Episode 17: ''You know that there's nothing like us''

1.1K 82 370
                                    

Yazım yanlışları varsa affedin... Bu bölüm için çok heyecanlıyım, umarım hoşunuza gider! İyi okumalar dilerim güzellikler. 💜

×××

Jeongguk o kapının ardından göründüğü anda bir kez daha anlamıştım ki bu çocuk beni her zaman, her yerde şaşırtabilirdi. Doğrusunu söylemek gerekirse beni kendine hayran bırakabilirdi.
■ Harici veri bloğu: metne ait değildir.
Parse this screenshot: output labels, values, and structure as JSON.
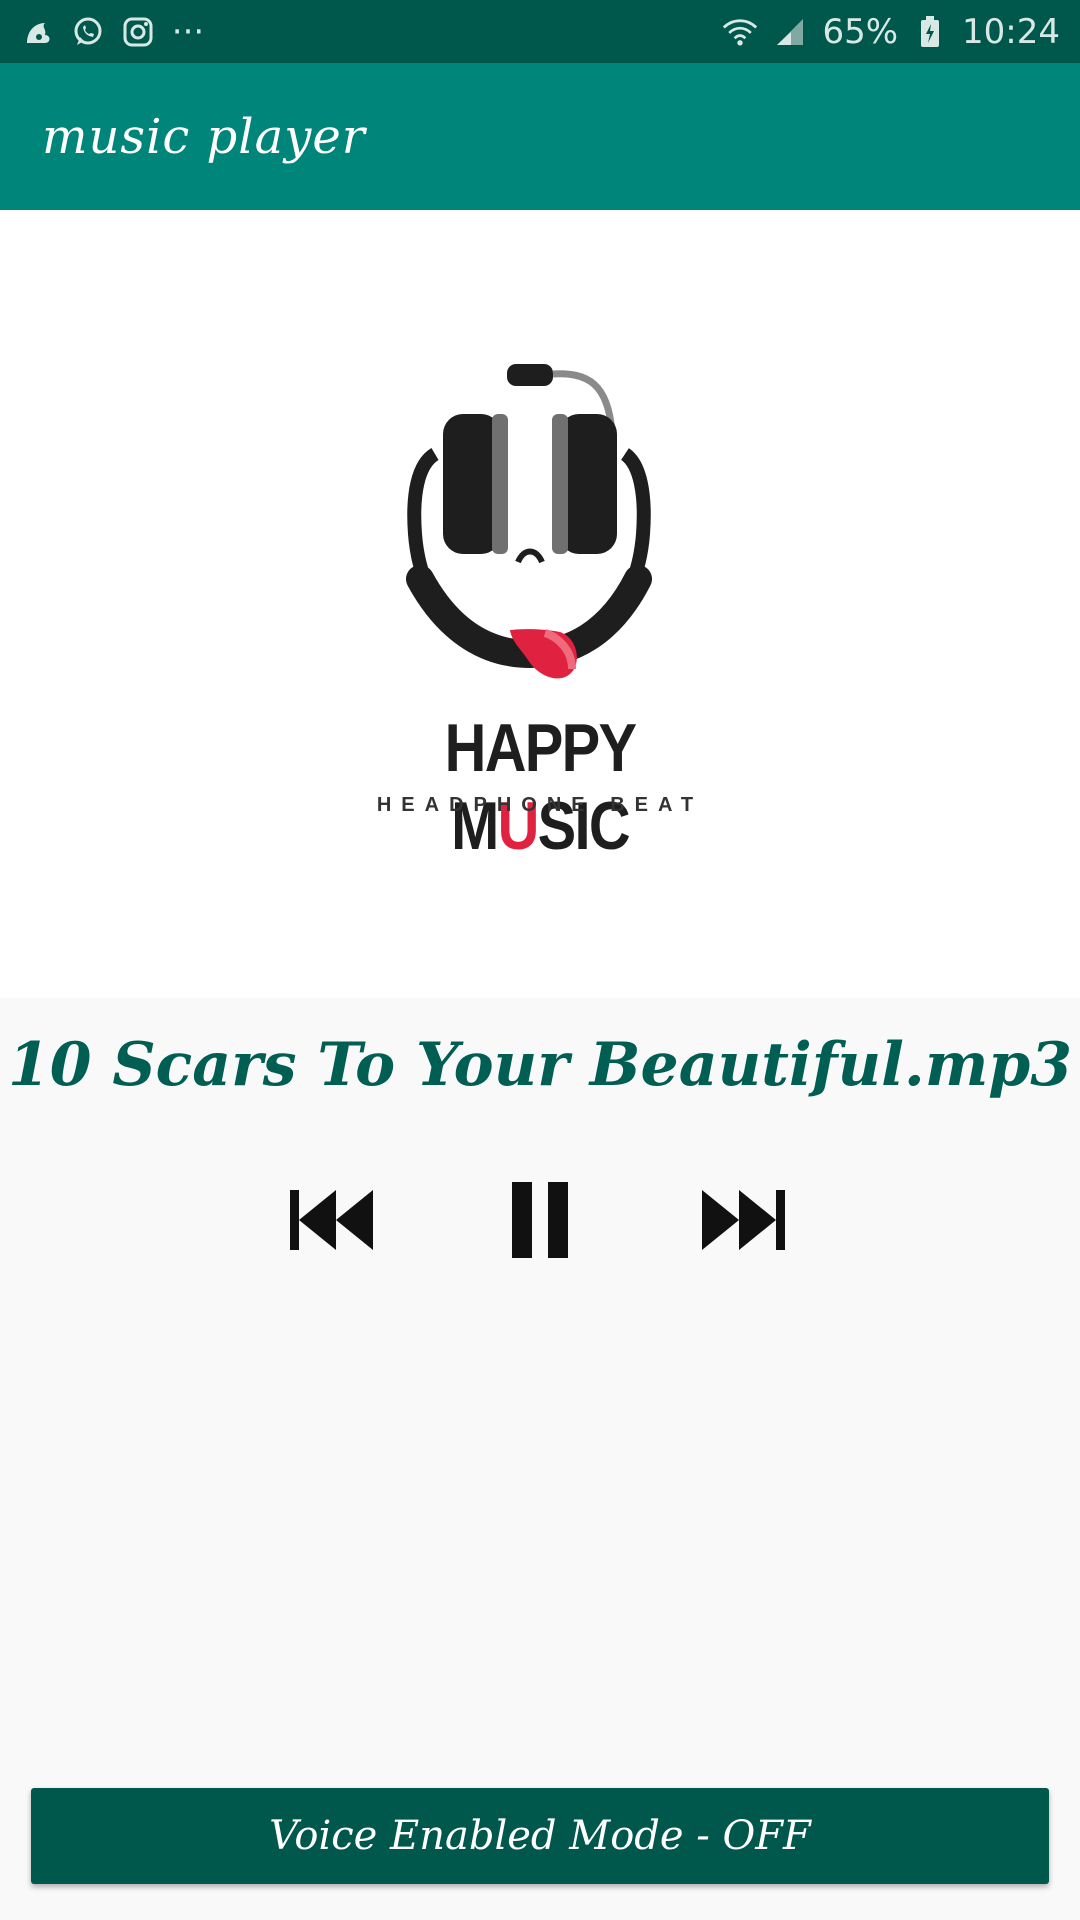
{
  "status_bar": {
    "icons_left": [
      "uc-browser-icon",
      "whatsapp-icon",
      "instagram-icon",
      "more-notifications-icon"
    ],
    "more": "···",
    "battery_percent": "65%",
    "time": "10:24"
  },
  "app_bar": {
    "title": "music player"
  },
  "album_art": {
    "brand": "HAPPY MUSIC",
    "brand_prefix": "HAPPY M",
    "brand_highlight": "U",
    "brand_suffix": "SIC",
    "tagline": "HEADPHONE BEAT"
  },
  "player": {
    "track_title": "10 Scars To Your Beautiful.mp3",
    "controls": [
      "previous-icon",
      "pause-icon",
      "next-icon"
    ]
  },
  "voice_mode": {
    "label": "Voice Enabled Mode - OFF"
  },
  "colors": {
    "status_bar": "#00574b",
    "app_bar": "#00857a",
    "accent_text": "#005e52",
    "logo_red": "#e0213f"
  }
}
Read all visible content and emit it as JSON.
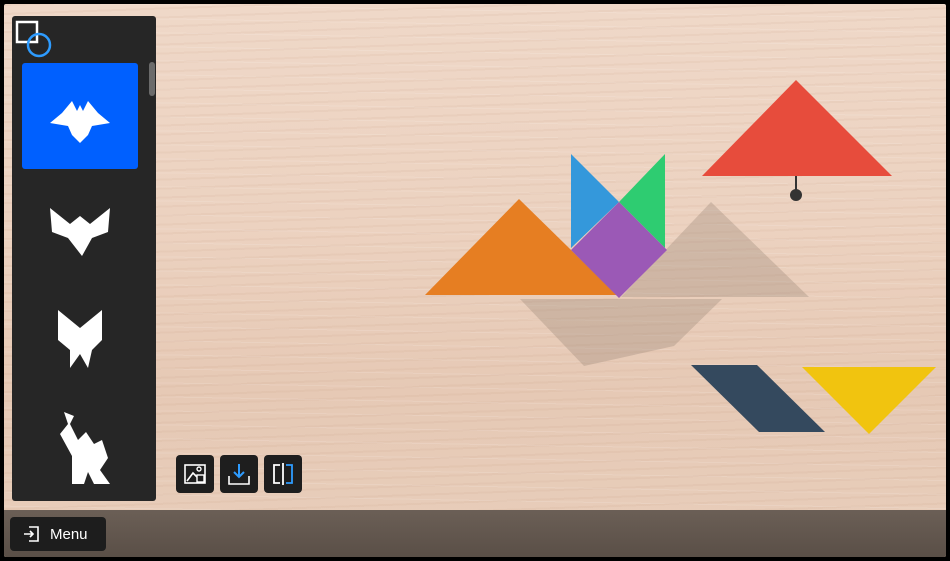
{
  "app": {
    "logo_icon": "tangram-logo-icon"
  },
  "sidebar": {
    "items": [
      {
        "name": "bat-shape",
        "active": true
      },
      {
        "name": "bird-shape",
        "active": false
      },
      {
        "name": "fox-shape",
        "active": false
      },
      {
        "name": "camel-shape",
        "active": false
      }
    ]
  },
  "toolbar": {
    "buttons": [
      {
        "icon": "image-edit-icon"
      },
      {
        "icon": "download-icon"
      },
      {
        "icon": "split-view-icon"
      }
    ]
  },
  "bottom_bar": {
    "menu_label": "Menu",
    "menu_icon": "exit-icon"
  },
  "pieces": {
    "orange_large_triangle": "#e67e22",
    "red_large_triangle": "#e74c3c",
    "blue_small_triangle": "#3498db",
    "green_small_triangle": "#2ecc71",
    "purple_square": "#9b59b6",
    "navy_parallelogram": "#34495e",
    "yellow_medium_triangle": "#f1c40f"
  }
}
Gözüme ilişen ilk şey nedense bacaklarını sımsıkı saran, dizlerini uzunca açığa çıkarkan açık mavi pantolonu olmuştu. Üstünde yakaları açık, beyaz, uzun bir gömlek ve kırmızı tonlarına yakın hoş bir ceket vardı. Dikkatimi çeken en güzel detaylardan biri ise ceketinde asılı olan boncuklu süsüydü. Ceketinin bir kısmından diğer ucuna bağlanmıştı ve ilk kez böyle bir kombin görmeme rağmen ona fena hâlde yakıştığını düşünmüştüm.

Saçlarını tam ortadan olmayacak şekilde ikiye ayırmış, benim gibi özenle yaparak bir kısmını gözlerinin üzerinden kıvırmıştı. Gözleri ve dudaklarında hafif, kıyafetlerine oldukça uyumlu bir makyaj vardı. Ceketindeki boncuklu süsün benzeri kolye şeklinde boynunda da asılıydı.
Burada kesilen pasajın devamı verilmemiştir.